Lucian Jones wrote a biography of his father called “100 Years a Patriot” that was published in time for his father’s 100th birthday in 2022.

Jones’ life story includes teen memories of Capote, who wrote “Breakfast at Tiffany’s” two decades later. “I ran him out of the drugstore when I was 15 and he was 13,” Jones recalled.
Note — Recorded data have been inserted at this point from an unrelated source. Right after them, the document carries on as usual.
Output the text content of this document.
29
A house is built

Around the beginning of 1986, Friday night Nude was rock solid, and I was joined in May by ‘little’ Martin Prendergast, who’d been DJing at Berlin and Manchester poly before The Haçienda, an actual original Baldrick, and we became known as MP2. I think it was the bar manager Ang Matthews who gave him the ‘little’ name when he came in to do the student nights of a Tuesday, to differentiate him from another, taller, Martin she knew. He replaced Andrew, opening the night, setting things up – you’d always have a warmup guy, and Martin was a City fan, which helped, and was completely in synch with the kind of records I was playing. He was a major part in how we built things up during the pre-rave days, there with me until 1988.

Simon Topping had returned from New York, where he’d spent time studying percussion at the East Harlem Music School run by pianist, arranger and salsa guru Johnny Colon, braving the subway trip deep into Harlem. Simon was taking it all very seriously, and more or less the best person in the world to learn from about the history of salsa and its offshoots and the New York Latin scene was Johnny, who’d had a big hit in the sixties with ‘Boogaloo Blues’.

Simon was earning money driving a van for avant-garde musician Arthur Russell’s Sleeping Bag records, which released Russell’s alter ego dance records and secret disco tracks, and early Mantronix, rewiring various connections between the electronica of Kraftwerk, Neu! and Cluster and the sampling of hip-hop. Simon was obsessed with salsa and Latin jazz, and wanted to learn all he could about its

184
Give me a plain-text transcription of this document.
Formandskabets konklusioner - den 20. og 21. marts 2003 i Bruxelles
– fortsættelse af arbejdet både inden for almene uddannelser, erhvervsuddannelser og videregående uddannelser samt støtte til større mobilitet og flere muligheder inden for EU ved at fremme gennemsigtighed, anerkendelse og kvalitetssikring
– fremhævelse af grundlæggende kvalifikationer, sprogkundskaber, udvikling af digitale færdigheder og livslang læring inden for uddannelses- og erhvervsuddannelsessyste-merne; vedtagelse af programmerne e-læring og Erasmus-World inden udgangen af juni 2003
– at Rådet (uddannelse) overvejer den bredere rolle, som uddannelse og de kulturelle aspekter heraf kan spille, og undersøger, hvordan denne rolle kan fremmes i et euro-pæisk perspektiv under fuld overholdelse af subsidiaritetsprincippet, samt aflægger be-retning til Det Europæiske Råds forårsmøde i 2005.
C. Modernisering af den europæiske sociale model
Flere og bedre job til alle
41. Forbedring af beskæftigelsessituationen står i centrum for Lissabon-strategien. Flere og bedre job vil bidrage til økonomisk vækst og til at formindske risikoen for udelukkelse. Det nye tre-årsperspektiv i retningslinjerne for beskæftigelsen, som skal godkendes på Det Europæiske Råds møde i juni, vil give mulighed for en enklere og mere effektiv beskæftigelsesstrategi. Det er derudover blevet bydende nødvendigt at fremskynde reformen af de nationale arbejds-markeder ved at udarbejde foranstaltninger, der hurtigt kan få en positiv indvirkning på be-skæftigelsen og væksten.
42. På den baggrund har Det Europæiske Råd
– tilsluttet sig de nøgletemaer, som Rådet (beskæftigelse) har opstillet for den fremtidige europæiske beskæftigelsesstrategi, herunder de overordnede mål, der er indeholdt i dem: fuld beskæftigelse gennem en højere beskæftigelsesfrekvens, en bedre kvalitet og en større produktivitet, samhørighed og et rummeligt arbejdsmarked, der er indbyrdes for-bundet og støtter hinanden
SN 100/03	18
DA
Jones said it happened in July, probably 1938, when Capote came to Monroeville to visit. Jones was working behind the counter as a soda jerk at the drugstore. Capote came in, sat on a stool and said, “‘I sure would like to have something good, but you ain’t got it.’ I made the mistake of telling him I could fix him anything he wanted. He said, ‘All right, fix me a Broadway flip.’ He’d been in New York, you know. I hadn’t a clue what it was. It kind of ticked me off, I thought he was trying to put me down. So, I leaned over the counter and I said, ‘Boy, you get smart with me and I’ll flip you right off that stool.’ He spun around, hit the floor and checked out of the drug store.”

On his 100th birthday on Oct. 11, 2022, Monroeville threw a big party for Jones at the Monroe County Museum, where the research room is named for him.

“When an old person dies, I’ve heard it said an encyclopedia’s worth of knowledge has vanished; with him, it would be a library,” Peacock said. “He was one of the few remaining World War II service members.”